Intelligenza artificiale e disabilità
Mettiamo la computer vision o visione artificiale: si tratta di un campo dove si studiano algoritmi e tecniche in grado di permettere ai computer di riprodurre funzioni e processi dell’apparato visivo umano. Si tratta di un campo di studi interdisciplinare che si occupa di capire come i computer possano riprodurre processi e funzioni dell’apparato visivo umano. Non solo, quindi, acquisire le immagini statiche o in movimento (anche oltre lo spettro della luce naturale), identificarle, riconoscerle ed estrarne le informazioni utili per prendere decisioni. L’elaborazione digitale delle immagini (digital image processing) è infatti solo una parte della computer vision. Una parte che rientra, precisamente, nella early vision, l’elaborazione “a basso livello di astrazione” su cui, dagli anni Sessanta in poi, sono stati fatti numerosi passi avanti.

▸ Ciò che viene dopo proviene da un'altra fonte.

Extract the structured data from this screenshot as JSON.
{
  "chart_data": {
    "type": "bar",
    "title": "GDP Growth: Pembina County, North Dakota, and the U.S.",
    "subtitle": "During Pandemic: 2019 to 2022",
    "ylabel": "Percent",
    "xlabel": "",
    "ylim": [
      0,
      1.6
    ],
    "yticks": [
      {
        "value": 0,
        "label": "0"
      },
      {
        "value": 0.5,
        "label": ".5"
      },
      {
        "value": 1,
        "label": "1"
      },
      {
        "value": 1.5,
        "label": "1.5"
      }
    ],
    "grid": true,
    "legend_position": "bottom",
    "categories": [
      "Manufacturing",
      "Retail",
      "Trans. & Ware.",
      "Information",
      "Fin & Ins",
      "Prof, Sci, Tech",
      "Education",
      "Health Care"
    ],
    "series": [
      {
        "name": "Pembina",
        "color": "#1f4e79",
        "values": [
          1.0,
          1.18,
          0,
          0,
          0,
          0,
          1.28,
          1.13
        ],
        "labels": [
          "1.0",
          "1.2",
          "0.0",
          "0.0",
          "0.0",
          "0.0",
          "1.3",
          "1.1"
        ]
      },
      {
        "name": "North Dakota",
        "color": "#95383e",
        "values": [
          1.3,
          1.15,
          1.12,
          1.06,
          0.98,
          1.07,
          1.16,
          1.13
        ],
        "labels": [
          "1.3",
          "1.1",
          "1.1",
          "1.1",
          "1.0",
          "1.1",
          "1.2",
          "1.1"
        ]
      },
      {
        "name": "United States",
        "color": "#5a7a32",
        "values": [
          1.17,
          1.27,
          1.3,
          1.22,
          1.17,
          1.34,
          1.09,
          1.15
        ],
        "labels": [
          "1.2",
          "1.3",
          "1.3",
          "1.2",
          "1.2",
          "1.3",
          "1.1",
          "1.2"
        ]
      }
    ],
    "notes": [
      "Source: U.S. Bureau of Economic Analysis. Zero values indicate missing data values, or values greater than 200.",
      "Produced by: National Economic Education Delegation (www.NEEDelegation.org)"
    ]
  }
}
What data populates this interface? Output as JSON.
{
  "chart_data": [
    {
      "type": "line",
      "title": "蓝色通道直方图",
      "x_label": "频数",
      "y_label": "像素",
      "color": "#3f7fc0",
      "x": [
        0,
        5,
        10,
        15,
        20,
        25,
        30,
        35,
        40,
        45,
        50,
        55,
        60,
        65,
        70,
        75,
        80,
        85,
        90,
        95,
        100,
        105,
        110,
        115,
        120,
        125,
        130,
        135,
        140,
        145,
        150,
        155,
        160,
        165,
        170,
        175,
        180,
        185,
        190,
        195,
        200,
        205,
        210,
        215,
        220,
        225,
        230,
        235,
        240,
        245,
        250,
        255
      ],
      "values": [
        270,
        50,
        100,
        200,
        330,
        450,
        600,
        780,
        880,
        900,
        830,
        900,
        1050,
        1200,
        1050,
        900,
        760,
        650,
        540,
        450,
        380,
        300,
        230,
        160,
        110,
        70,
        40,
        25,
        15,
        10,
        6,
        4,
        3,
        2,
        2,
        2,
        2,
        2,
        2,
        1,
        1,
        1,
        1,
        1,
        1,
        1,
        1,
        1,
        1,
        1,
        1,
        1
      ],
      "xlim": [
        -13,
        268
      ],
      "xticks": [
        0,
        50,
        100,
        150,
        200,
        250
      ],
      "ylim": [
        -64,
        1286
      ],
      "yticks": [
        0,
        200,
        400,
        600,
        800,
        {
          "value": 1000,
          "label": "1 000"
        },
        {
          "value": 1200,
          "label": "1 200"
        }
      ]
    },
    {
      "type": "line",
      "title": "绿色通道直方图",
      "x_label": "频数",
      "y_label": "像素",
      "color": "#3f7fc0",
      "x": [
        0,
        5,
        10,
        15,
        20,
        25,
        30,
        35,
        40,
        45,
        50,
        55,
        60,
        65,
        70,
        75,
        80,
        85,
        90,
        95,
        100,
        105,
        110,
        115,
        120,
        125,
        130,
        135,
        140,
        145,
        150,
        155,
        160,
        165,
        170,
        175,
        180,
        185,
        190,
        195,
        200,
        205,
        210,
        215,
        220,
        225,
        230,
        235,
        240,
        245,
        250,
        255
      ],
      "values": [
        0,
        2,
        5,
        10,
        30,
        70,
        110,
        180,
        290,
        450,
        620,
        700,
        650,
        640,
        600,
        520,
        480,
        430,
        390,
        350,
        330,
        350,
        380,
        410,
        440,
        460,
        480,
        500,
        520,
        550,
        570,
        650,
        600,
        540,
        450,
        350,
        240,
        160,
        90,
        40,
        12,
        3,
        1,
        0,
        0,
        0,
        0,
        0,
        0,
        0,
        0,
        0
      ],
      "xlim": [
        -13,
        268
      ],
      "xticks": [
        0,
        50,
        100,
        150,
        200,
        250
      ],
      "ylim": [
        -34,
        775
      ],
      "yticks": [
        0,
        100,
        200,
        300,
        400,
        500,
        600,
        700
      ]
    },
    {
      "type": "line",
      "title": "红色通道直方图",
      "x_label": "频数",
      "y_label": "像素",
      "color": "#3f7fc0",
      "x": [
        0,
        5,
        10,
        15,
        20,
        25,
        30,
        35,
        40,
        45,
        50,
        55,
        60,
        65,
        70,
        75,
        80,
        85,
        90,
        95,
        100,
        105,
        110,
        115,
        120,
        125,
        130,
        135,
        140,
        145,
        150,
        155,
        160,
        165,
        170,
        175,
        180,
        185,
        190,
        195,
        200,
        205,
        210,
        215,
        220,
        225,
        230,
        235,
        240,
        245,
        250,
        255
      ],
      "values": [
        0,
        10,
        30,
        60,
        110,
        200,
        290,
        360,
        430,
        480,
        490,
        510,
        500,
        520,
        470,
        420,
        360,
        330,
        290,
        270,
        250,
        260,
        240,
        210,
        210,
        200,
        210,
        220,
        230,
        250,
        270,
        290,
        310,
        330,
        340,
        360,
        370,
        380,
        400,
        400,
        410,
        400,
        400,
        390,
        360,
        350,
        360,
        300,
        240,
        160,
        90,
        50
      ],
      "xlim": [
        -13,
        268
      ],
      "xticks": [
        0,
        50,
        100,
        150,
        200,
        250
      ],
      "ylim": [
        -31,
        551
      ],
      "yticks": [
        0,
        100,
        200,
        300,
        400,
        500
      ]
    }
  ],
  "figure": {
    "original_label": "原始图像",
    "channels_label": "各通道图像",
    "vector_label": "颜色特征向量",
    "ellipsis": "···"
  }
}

La sfida più ambiziosa della computer vision
Oggi si punta alla visione high level, “ad alto livello di astrazione e comprensione”. In pratica, dall’immagine in 2D si riesce a elaborare, ricostruire e analizzare l’intero contesto in 3D in cui l’immagine è inserita. Si punta cioè a dare un significato storico e contestuale e quindi anche simbolico dell’immagine rappresentata. Si riesce a riconoscere oggetti, persone o animali all’interno di un’immagine singola o in sequenza (video), ma soprattutto si estraggono informazioni utili per la loro elaborazione. E tutto questo a livelli sempre più alti di astrazione e comprensione. Cosa vuol dire? In altre parole, si tratta della capacità di ricostruire un contesto intorno all’immagine, dandole un vero e proprio significato.
Gli algoritmi di visione artificiale possono apprendere e formulare previsioni da un’ampia gamma di dati, risultando in un’analisi visiva più precisa e robusta. Il suo ambito di applicazione è naturalmente utile per aiutare le persone non vedenti a percepire meglio il mondo attorno a loro. In che modo? Attraverso la tecnologia di riconoscimento delle immagini, l’IA comprende il contesto degli oggetti nelle foto e descrive le foto alle persone.
La visione artificiale racconta il mondo leggendo testi, descrivendo l’aspetto delle persone, riconoscendo volti ed emozioni. E non solo, perché bisogna pensare anche alle tecnologie per i sistemi vocali e le traduzioni. I progressi nelle tecnologie di conversione da voce a testo e da testo a voce aiutano coloro che vivono con problemi di comunicazione. Alcuni sistemi vocali sono in grado di imparare e riconoscere la pronuncia di chi parla e di tradurre le parole dell’utente in un linguaggio chiaro sotto forma di messaggi audio o testo. Quindi, gli strumenti basati sull’IA possono aiutare anche le persone con disabilità uditiva. Vi sono delle applicazioni per i telefonini in grado di tradurre istantaneamente i gesti o il linguaggio dei segni in testo e voce. Alcuni programmi hanno utilizzato le capacità dell’IA per creare un sistema di lettura delle labbra per decifrare intere frasi in modo accurato. Questa tecnologia è in grado di interpretare il linguaggio umano in spazi pubblici, in una varietà di ambienti rumorosi e con diverse condizioni di illuminazione.
Quindi, disabilità visiva, uditiva: la tecnologia dell’IA può però dare potere anche alle persone con limitata mobilità fisica. I programmi mirano infatti ad aumentare l’indipendenza e la produttività per le persone con disabilità nel lavoro, nella vita quotidiana e nella comunicazione. Qualche esempio? Le auto a guida autonoma e altre forme di trasporto autonomo promettono un’incredibile libertà di mobilità. I veicoli autonomi in corso di sviluppo, potrebbero eliminare l’isolamento fisico e promuovere uno stile di vita più sociale. Una volta che i veicoli autonomi saranno pienamente integrati nella società, potrebbero facilitare la mobilità indipendente e aumentare l’accessibilità adattandosi alle capacità e alle esigenze di ciascun utente. È notizia di qualche giorno fa, di un automobilista a bordo di una Tesla colto da infarto. Ebbene, l’auto autonomamente l’ha accompagnato in ospedale dove ha potuto ricevere le cure salvavita. È questo il futuro?